[erlang-questions] lexer for IEEE488.2 numbers
Mikael Pettersson
mikpelinux@REDACTED
Sat Apr 27 10:30:47 CEST 2019
On Thu, Apr 25, 2019 at 6:04 PM <dieter@REDACTED> wrote:
>
> Hi all,
>
> I am writing a lexer for a SCPI parser. The number format of 488.2 is more tolerant than
> list_to_float/1, it seems.
> .123 and 456. are both valid in 488.2, but list_to_float/1 rejects them.
>
> I have not yet found an erlang alternative to list_to_float/1,
> my current approach is to add the omitted zeroes and feed the patched string to list_to_float/1.
>
> This works if the number is only a mantissa, but
> it gets a bit more complicated when there is also an exponent, like 123.e11
> my leex expression for the number looks like
>
> {MANTISSA}{EXPONENT} : {token, {float, TokenLine, i488tofloat(TokenChars)}}.
>
> With this approach, I have to parse the string in my function a second time, which is not elegant at all.
>
> Is there a way to have access to the regex macros (or regex groups) on the left side, like \1, \2?
>
> I already tried to push back zeroes, but immediately ran into the promised consequences from note 4 on
> http://erlang.org/doc/man/leex.html, so I quickly left that alley.
>
> The question might be heretic, but why is list_to_float so strict? Every calculator allows to omit a leading 0 before the decimal point.
list_to_float is there to convert Erlang-style floating-point numbers,
not anyone else's, and since Erlang has some restrictions(*) on its
floats, that's reflected in this function.

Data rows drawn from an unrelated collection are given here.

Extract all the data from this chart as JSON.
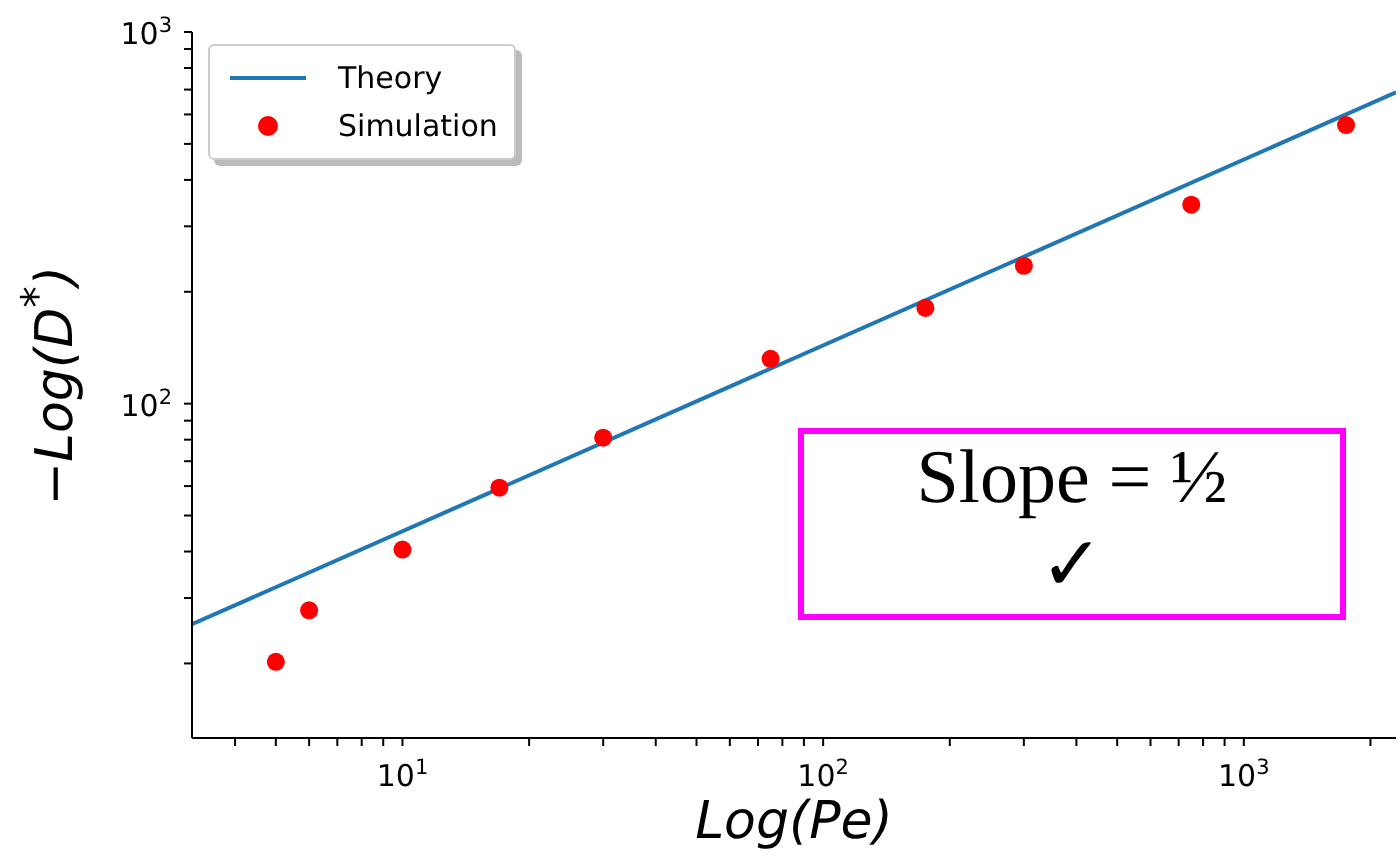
{
  "chart_data": {
    "type": "scatter",
    "xlabel": "Log(Pe)",
    "ylabel": "−Log(D$^{*}$)",
    "log": "xy",
    "xlim": [
      3.16,
      2300
    ],
    "ylim": [
      12.6,
      1000
    ],
    "xticks": [
      {
        "value": 4,
        "label": null
      },
      {
        "value": 5,
        "label": null
      },
      {
        "value": 6,
        "label": null
      },
      {
        "value": 7,
        "label": null
      },
      {
        "value": 8,
        "label": null
      },
      {
        "value": 9,
        "label": null
      },
      {
        "value": 10,
        "label": "10$^{1}$"
      },
      {
        "value": 20,
        "label": null
      },
      {
        "value": 30,
        "label": null
      },
      {
        "value": 40,
        "label": null
      },
      {
        "value": 50,
        "label": null
      },
      {
        "value": 60,
        "label": null
      },
      {
        "value": 70,
        "label": null
      },
      {
        "value": 80,
        "label": null
      },
      {
        "value": 90,
        "label": null
      },
      {
        "value": 100,
        "label": "10$^{2}$"
      },
      {
        "value": 200,
        "label": null
      },
      {
        "value": 300,
        "label": null
      },
      {
        "value": 400,
        "label": null
      },
      {
        "value": 500,
        "label": null
      },
      {
        "value": 600,
        "label": null
      },
      {
        "value": 700,
        "label": null
      },
      {
        "value": 800,
        "label": null
      },
      {
        "value": 900,
        "label": null
      },
      {
        "value": 1000,
        "label": "10$^{3}$"
      },
      {
        "value": 2000,
        "label": null
      }
    ],
    "yticks": [
      {
        "value": 20,
        "label": null
      },
      {
        "value": 30,
        "label": null
      },
      {
        "value": 40,
        "label": null
      },
      {
        "value": 50,
        "label": null
      },
      {
        "value": 60,
        "label": null
      },
      {
        "value": 70,
        "label": null
      },
      {
        "value": 80,
        "label": null
      },
      {
        "value": 90,
        "label": null
      },
      {
        "value": 100,
        "label": "10$^{2}$"
      },
      {
        "value": 200,
        "label": null
      },
      {
        "value": 300,
        "label": null
      },
      {
        "value": 400,
        "label": null
      },
      {
        "value": 500,
        "label": null
      },
      {
        "value": 600,
        "label": null
      },
      {
        "value": 700,
        "label": null
      },
      {
        "value": 800,
        "label": null
      },
      {
        "value": 900,
        "label": null
      },
      {
        "value": 1000,
        "label": "10$^{3}$"
      }
    ],
    "grid": false,
    "legend": "top left",
    "annotations": [
      "Slope = ½",
      "✓"
    ],
    "series": [
      {
        "name": "Theory",
        "type": "line",
        "marker": "none",
        "color": "#1f77b4",
        "x": [
          3.16,
          2300
        ],
        "values": [
          25.5,
          688
        ]
      },
      {
        "name": "Simulation",
        "marker": "circle",
        "color": "#ff0000",
        "x": [
          5,
          6,
          10,
          17,
          30,
          75,
          175,
          300,
          750,
          1750
        ],
        "values": [
          20.2,
          27.8,
          40.5,
          59.4,
          81,
          132,
          181,
          235,
          343,
          562
        ]
      }
    ]
  }
}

This is normal. C's strtoul() for instance can't convert Erlang-style
Base#Digits numbers.
You have two options: either fix up the string to match Erlang's
syntax before passing it to list_to_integer (which is what you're
already doing) or write your own stand-alone conversion code. I'd
usually do the latter.
(*) Apart from syntax Erlang's floats are restricted to "finite"
values: infinities and NaNs are not permitted anywhere. I don't
approve of this restriction, but it's there.